Opinion: Underclassmen should be allowed off campus during lunch


A look into how the off campus lunch policy affects students today

Stella Muzin, Arts and Entertainment Editor

CESJDS gives high school students a lot of freedom, however we lack the ability to leave campus during free periods. At JDS, juniors are allowed to walk off campus at lunch, while seniors can drive off campus. There is no flexibility to this rule, and in the past year those who have violated it have been punished with suspension. But why have such a strict policy that doesn’t seem to make much sense? 

High School Principal and Head of Upper School Campus Dr. Lisa Vardi says that the policy has been this way for a long time, but she has not been afraid to ask questions about it and suggest that it should possibly be looked at.

While I understand the purpose of the rules against driving for underclassmen, juniors who have their driver’s licenses should be given the ability to drive off campus. I find this rule particularly weird because sometimes juniors will obtain a driver’s license before some seniors, however they still can’t drive off campus. 

At our current school building, we are lucky to have a large shopping center with kosher food options across the street, so why not take advantage of that? I understand that allowing students to drive is more complicated and dangerous, but walking should at least be permitted. Restaurants like Siena’s and Goldberg’s Bagels are located right across the street, so allowing  students to visit these locations should be the minimum. 

Numerous students have been punished this past year for violating these rules, even when the reasoning behind it was innocent. 

For instance, sophomore Dino Becker was suspended earlier this year for leaving campus to get lunch across the street because he didn’t like the food being served at school. 

“I didn’t like the food being served in the cafeteria and was hungry so I decided to walk across the street,” Becker said. “Obviously I regret it, but I don’t really think the suspension was justified and I don’t fully understand the policy.” 

Becker isn’t the only student who was suspended after attempting to leave campus to get food during their lunch break, and he’s not the only one who thinks the school should change their policies. 
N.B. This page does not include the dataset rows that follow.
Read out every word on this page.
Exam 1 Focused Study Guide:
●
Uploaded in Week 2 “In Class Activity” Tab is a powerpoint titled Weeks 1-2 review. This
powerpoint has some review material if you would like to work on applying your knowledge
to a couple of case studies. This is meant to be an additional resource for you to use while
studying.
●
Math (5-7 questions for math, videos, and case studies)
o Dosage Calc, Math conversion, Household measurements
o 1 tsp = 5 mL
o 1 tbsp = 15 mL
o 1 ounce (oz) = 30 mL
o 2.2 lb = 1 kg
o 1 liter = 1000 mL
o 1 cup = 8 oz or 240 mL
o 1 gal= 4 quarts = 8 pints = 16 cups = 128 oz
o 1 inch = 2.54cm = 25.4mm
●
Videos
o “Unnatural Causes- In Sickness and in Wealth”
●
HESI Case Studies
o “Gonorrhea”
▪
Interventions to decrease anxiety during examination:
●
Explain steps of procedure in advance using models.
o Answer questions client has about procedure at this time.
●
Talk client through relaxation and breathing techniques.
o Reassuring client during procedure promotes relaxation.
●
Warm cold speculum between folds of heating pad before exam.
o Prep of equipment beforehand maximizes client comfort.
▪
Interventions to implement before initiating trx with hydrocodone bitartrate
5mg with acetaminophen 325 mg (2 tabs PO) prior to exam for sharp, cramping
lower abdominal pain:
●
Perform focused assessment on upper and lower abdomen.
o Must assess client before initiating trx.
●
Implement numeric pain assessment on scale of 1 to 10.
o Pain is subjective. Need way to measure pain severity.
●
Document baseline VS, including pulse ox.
“I don’t really see a reason for the school to stop the sophomores and freshmen from walking across the street,” junior Nofar Granit said. “The cafeteria often doesn’t offer a lot of options and some people end up not eating at lunch because they don’t like school food.” 
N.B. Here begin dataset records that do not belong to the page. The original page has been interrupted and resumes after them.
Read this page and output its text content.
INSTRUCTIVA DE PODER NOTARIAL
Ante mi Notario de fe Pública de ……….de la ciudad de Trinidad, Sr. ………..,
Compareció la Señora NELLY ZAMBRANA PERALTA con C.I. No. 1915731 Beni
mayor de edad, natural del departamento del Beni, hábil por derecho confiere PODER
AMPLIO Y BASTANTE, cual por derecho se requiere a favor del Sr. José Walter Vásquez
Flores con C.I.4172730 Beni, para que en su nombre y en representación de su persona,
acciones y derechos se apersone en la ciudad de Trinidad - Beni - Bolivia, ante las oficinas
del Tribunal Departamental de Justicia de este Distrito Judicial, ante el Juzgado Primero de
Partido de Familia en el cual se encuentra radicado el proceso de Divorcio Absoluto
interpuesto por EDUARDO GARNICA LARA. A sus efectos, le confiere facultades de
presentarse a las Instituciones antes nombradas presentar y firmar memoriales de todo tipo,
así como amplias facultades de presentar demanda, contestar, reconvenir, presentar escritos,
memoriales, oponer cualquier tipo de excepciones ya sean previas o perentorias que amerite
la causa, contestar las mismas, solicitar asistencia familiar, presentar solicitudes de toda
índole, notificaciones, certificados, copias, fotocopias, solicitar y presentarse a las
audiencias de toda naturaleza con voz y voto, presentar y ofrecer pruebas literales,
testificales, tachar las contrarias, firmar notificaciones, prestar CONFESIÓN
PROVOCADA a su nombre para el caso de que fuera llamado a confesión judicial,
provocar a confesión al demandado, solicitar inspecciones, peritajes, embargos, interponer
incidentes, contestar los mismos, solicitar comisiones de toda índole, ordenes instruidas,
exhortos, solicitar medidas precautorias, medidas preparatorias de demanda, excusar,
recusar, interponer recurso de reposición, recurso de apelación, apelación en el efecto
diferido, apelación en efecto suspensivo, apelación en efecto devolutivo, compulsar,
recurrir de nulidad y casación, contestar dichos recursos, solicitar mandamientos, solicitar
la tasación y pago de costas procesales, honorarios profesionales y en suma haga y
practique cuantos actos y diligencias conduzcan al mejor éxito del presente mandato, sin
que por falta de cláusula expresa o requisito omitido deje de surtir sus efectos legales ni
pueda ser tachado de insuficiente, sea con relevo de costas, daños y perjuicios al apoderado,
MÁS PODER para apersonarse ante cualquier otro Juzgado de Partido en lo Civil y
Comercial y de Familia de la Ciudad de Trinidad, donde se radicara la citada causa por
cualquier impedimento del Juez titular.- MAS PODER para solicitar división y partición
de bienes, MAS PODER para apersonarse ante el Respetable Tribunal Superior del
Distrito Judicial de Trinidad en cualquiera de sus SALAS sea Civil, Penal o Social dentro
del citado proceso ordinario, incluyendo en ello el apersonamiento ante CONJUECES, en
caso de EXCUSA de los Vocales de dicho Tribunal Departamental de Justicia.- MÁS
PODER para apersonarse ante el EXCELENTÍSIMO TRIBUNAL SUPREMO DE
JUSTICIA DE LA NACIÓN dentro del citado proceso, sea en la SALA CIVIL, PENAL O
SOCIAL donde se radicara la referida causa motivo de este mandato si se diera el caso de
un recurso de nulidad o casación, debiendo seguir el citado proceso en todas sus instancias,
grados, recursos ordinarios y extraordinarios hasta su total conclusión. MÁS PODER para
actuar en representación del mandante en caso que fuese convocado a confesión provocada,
The current lunch policy does more harm than good, as for many underclassmen who don’t like cafeteria food, they will likely end up skipping lunch. This is promoting poor eating habits in teens. 
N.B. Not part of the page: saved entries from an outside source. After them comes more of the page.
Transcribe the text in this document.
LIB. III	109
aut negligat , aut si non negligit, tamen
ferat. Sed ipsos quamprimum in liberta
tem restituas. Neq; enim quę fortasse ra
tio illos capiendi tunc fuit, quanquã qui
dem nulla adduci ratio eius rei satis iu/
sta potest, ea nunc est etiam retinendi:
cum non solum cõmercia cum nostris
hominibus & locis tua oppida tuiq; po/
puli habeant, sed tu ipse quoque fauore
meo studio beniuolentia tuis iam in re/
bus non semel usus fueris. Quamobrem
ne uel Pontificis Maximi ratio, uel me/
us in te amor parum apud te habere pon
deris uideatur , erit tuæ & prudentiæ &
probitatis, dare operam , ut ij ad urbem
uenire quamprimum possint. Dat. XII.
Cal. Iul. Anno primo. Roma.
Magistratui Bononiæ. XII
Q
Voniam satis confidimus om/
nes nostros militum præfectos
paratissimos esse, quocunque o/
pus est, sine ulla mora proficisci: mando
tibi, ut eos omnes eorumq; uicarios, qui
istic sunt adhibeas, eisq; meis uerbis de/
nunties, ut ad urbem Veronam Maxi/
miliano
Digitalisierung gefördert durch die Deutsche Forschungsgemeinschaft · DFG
“If there are requests for a change in policy, they [students] should come to me as the Head of the Upper School campus,” Vardi said. “So I would say if students are feeling like there’s not enough choices in the cafeteria, they could come to me and talk to me about that.” 

Vardi acknowledges the complaints about the policy, however she thinks it’s also important that students understand that the policy wasn’t created in order to punish them. She herself is unaware of the reasoning behind the policy and is willing to reassess it.

“The goal is that students get a good lunch so that they have the energy to engage in their learning the rest of the school day, and then also to have a tasty lunch as well,” Vardi said.

The policy doesn’t seem to have been looked at in a long time, and as a school community, it’s our job to make sure that rules stay up to date. Although I would propose a change in policy, it would at least be helpful for the administration to review the off campus lunch policy and update it accordingly. 

“If students want to see a change in policy, I would entertain that for sure. If they would come and speak to me about it or give a proposal as to what they’re looking for,” Vardi said. “Absolutely, we can talk about what that looks like.”